La polizia l'ha denunciata per abbandono di minore: è la mamma della bimba che l’altra notte, erano circa le 2, è volata giù dal balcone del terzo piano riuscendo miracolosamente a salvarsi. La piccola, infatti, al momento del fatto, secondo quanto appreso dalle forze dell'ordine, era in casa sola. Il commissariato che sta indagando sulla vicenda ha anche segnalato il caso al Tribunale per i minorenni di Bologna. Intanto i genitori, padre di nazionalità italiana e madre straniera, ieri hanno passato la giornata al Policlinico dove la piccola è stata ricoverata in seguito alle fratture riportate. Sulla base delle informazioni raccolte le sue condizioni sarebbero stabili. Una vero e proprio “miracolo” visto che la piccola, di appena 8 anni, ha fatto un volo di diversi metri prima di piombare sul marciapiede. In base agli elementi raccolti dagli agenti, pare che nulla abbia in un qualche modo rallentato la caduta: nè un tendone di un negozio, nè il tettuccio di una vettura. Nonostante tutto la bimba, dopo il tremendo impatto al suolo, è riuscita a rialzarsi e a raggiungere il citofono dal quale ha chiesto aiuto, come hanno testimoniato alcuni inquilini dell'edificio.

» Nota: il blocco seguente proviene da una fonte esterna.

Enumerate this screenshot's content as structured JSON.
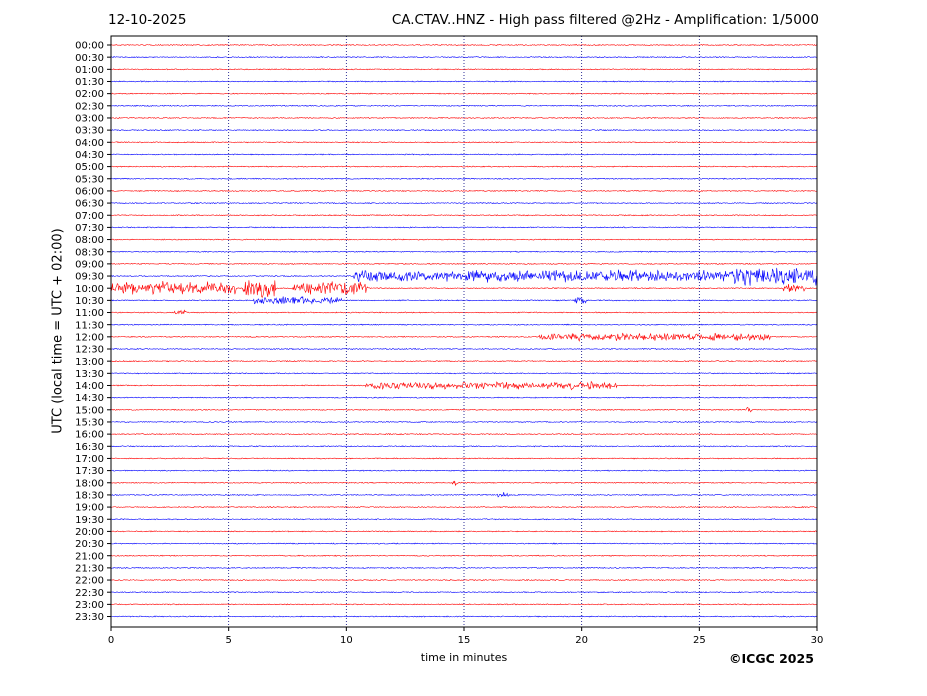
{
  "header": {
    "date": "12-10-2025",
    "title": "CA.CTAV..HNZ - High pass filtered @2Hz - Amplification: 1/5000"
  },
  "footer": {
    "copyright": "©ICGC 2025"
  },
  "chart_data": {
    "type": "line",
    "chart_kind": "seismogram helicorder",
    "xlabel": "time in minutes",
    "ylabel": "UTC (local time = UTC + 02:00)",
    "xlim": [
      0,
      30
    ],
    "x_ticks": [
      0,
      5,
      10,
      15,
      20,
      25,
      30
    ],
    "x_grid": [
      5,
      10,
      15,
      20,
      25
    ],
    "row_labels": [
      "00:00",
      "00:30",
      "01:00",
      "01:30",
      "02:00",
      "02:30",
      "03:00",
      "03:30",
      "04:00",
      "04:30",
      "05:00",
      "05:30",
      "06:00",
      "06:30",
      "07:00",
      "07:30",
      "08:00",
      "08:30",
      "09:00",
      "09:30",
      "10:00",
      "10:30",
      "11:00",
      "11:30",
      "12:00",
      "12:30",
      "13:00",
      "13:30",
      "14:00",
      "14:30",
      "15:00",
      "15:30",
      "16:00",
      "16:30",
      "17:00",
      "17:30",
      "18:00",
      "18:30",
      "19:00",
      "19:30",
      "20:00",
      "20:30",
      "21:00",
      "21:30",
      "22:00",
      "22:30",
      "23:00",
      "23:30"
    ],
    "trace_colors": [
      "#ff0000",
      "#0000ff"
    ],
    "bursts": [
      {
        "row": 19,
        "start": 10.3,
        "end": 30,
        "amp": 0.55
      },
      {
        "row": 19,
        "start": 26.5,
        "end": 30,
        "amp": 0.85
      },
      {
        "row": 20,
        "start": 0,
        "end": 5.3,
        "amp": 0.6
      },
      {
        "row": 20,
        "start": 5.6,
        "end": 7.0,
        "amp": 0.9
      },
      {
        "row": 20,
        "start": 7.7,
        "end": 10.9,
        "amp": 0.6
      },
      {
        "row": 20,
        "start": 28.5,
        "end": 29.5,
        "amp": 0.4
      },
      {
        "row": 21,
        "start": 6.0,
        "end": 9.8,
        "amp": 0.35
      },
      {
        "row": 21,
        "start": 19.7,
        "end": 20.2,
        "amp": 0.3
      },
      {
        "row": 22,
        "start": 2.7,
        "end": 3.2,
        "amp": 0.3
      },
      {
        "row": 24,
        "start": 18.2,
        "end": 28.0,
        "amp": 0.35
      },
      {
        "row": 28,
        "start": 10.8,
        "end": 21.5,
        "amp": 0.35
      },
      {
        "row": 30,
        "start": 27.0,
        "end": 27.2,
        "amp": 0.6
      },
      {
        "row": 36,
        "start": 14.5,
        "end": 14.7,
        "amp": 0.25
      },
      {
        "row": 37,
        "start": 16.4,
        "end": 16.9,
        "amp": 0.3
      }
    ]
  }
}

Tanti i punti interrogativi che restano ancora da chiarire in questa drammatica vicenda. Per esempio per quale motivo la donna alle 2 di mattina sia uscita di casa lasciando soli la bimba di 8 anni e la sorellina di 4. Pare che anche il padre non fosse presente al momento della caduta di sua figlia. Non è possibile al momento nemmeno escludere che la coppia si sia assentata per motivi validi e dimostrabili. Questo dovrà accertarlo il magistrato che parlerà con madre e padre della bimba. Insomma a questo punto non resta che attendere la conclusione delle indagini. Al momento è stato escluso che la bimba sia volata nel vuoto spinta da qualcuno. Va comunque segnalato che la coppia che vive in una palazzina nella zona di Carpi sud, rischia di perdere la potestà genitoriale. In tal caso la bimba potrebbe essere affidata ad un’altra famiglia per un periodo di tempo da definire da parte delle assistenti sociali. Ma ecco cosa dice in sintesi il codice penale a proposito del reato di abbandono di minore: «Chiunque abbandona una persona minore di quattordici anni, ovvero una persona incapace, per malattia di mente o di corpo, per vecchiaia, o per altra causa, di provvedere a se stessa, e della quale abbia la custodia o debba avere cura, è punito con la reclusione da sei mesi a cinque anni. Le pene sono aumentate se il fatto è commesso dal genitore, dal figlio, dal tutore o dal coniuge». Insomma un reato odioso che, quando viene accertato dal giudice, giustamente viene punito in modo pesante.